The Wilcoxon Signed Rank Test is the non-parametric version of the paired samples t-test. It is used to test whether or not there is a significant difference between two population means when the distribution of the differences between the two samples cannot be assumed to be normal.
This tutorial explains how to conduct a Wilcoxon Signed Rank Test in SPSS.
How to Perform a Wilcoxon Signed Rank Test in SPSS
Researchers want to know if a new fuel treatment leads to a change in the average mpg of a certain car. To test this, they conduct an experiment in which they measure the mpg of 12 cars with and without the fuel treatment.

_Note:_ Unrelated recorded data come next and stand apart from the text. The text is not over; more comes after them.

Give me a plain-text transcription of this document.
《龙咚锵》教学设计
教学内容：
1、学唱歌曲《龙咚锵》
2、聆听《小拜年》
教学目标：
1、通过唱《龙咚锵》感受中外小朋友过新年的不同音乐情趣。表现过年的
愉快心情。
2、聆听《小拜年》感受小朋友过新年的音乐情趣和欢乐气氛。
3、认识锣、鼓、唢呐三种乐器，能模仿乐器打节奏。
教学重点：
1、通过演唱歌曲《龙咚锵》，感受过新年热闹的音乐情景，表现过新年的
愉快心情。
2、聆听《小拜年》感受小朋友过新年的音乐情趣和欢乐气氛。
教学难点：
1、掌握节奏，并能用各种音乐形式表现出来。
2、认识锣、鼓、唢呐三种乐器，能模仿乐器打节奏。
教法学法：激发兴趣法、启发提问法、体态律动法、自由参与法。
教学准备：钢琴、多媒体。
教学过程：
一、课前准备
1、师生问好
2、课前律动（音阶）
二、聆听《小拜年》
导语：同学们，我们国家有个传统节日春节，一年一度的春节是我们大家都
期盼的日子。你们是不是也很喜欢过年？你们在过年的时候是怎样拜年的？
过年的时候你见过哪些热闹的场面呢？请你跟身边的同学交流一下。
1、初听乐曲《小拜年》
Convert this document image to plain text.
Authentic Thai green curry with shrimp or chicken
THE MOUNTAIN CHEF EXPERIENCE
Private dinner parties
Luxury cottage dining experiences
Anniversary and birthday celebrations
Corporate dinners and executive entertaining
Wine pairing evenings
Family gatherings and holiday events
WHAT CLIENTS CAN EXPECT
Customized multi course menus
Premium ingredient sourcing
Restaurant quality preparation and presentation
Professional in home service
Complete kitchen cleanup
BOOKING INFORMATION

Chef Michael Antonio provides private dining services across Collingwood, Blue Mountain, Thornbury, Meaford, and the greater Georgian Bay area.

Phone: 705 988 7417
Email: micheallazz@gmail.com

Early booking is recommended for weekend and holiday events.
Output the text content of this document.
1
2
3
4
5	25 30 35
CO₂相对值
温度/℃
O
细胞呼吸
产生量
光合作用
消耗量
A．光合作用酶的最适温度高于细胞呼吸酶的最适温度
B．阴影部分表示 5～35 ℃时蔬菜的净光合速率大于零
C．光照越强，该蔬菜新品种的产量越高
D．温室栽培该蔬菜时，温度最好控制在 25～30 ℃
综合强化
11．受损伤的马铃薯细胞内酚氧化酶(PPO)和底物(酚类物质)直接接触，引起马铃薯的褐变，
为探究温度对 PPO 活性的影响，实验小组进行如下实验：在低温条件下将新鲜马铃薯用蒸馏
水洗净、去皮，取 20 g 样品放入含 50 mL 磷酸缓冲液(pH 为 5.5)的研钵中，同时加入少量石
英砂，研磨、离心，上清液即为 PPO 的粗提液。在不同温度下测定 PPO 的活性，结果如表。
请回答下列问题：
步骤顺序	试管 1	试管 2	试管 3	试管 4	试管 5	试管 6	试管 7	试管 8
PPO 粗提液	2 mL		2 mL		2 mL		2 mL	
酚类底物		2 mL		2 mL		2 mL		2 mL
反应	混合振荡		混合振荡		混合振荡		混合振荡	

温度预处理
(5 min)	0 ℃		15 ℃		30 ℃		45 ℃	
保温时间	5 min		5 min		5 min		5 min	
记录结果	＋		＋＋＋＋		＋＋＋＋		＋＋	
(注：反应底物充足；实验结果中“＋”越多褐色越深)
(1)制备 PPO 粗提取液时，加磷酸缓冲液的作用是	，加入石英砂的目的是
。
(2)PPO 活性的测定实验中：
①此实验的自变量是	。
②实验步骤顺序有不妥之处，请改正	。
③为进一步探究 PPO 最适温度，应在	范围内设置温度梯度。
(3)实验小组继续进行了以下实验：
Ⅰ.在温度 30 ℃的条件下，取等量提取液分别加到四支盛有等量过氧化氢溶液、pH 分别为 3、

The following screenshot shows the mpg for each car with (mpg1) and without (mpg2) fuel treatment:
Use the following steps to perform a Wilcoxon Signed Rank Test to determine if there is a difference in the mean mpg between the two groups.
Step 1: Choose the 2 Related Samples option.
Click the Analyze tab, then Nonparametric Tests, then Legacy Dialogs, then 2 Related Samples:
Step 2: Fill in the necessary values to perform the test.
Drag mpg1 into the box under Variable1 and drag mpg2 into the box under Variable2. Make sure the box next to Wilcoxon is checked. Then click OK.
Step 3: Interpret the results.
Once you click OK, the results of the Wilcoxon Signed Rank Test will be displayed:
The first table displays the sum of the positive and negative ranks for the test. Check out this tutorial if you want to know how these ranks are calculated.
The second table displays the test statistic and the corresponding two-tailed p-value, which we can see are:
- Z test statistic: -2.013
- Two-tailed p-value: .044
Since the p-value is less than .05, we can reject the null hypothesis. We have sufficient evidence to conclude that the fuel treatment had a statistically significant effect on the mpg of cars.
Step 4: Report the results.
Lastly, we want to report the results of the Wilcoxon Signed Rank Test. Here is an example of how to do so:
A Wilcoxon Signed Rank Test was performed to determine if there was a statistically significant difference in the mean mpg before and after a car received fuel treatment. A total of 12 cars were used in the analysis.
The test revealed that there was a statistically significant difference in mean mpg between the two groups (z = -2.013, p = 0.044).
These results indicate that the fuel treatment had a significant effect on the mpg of a car.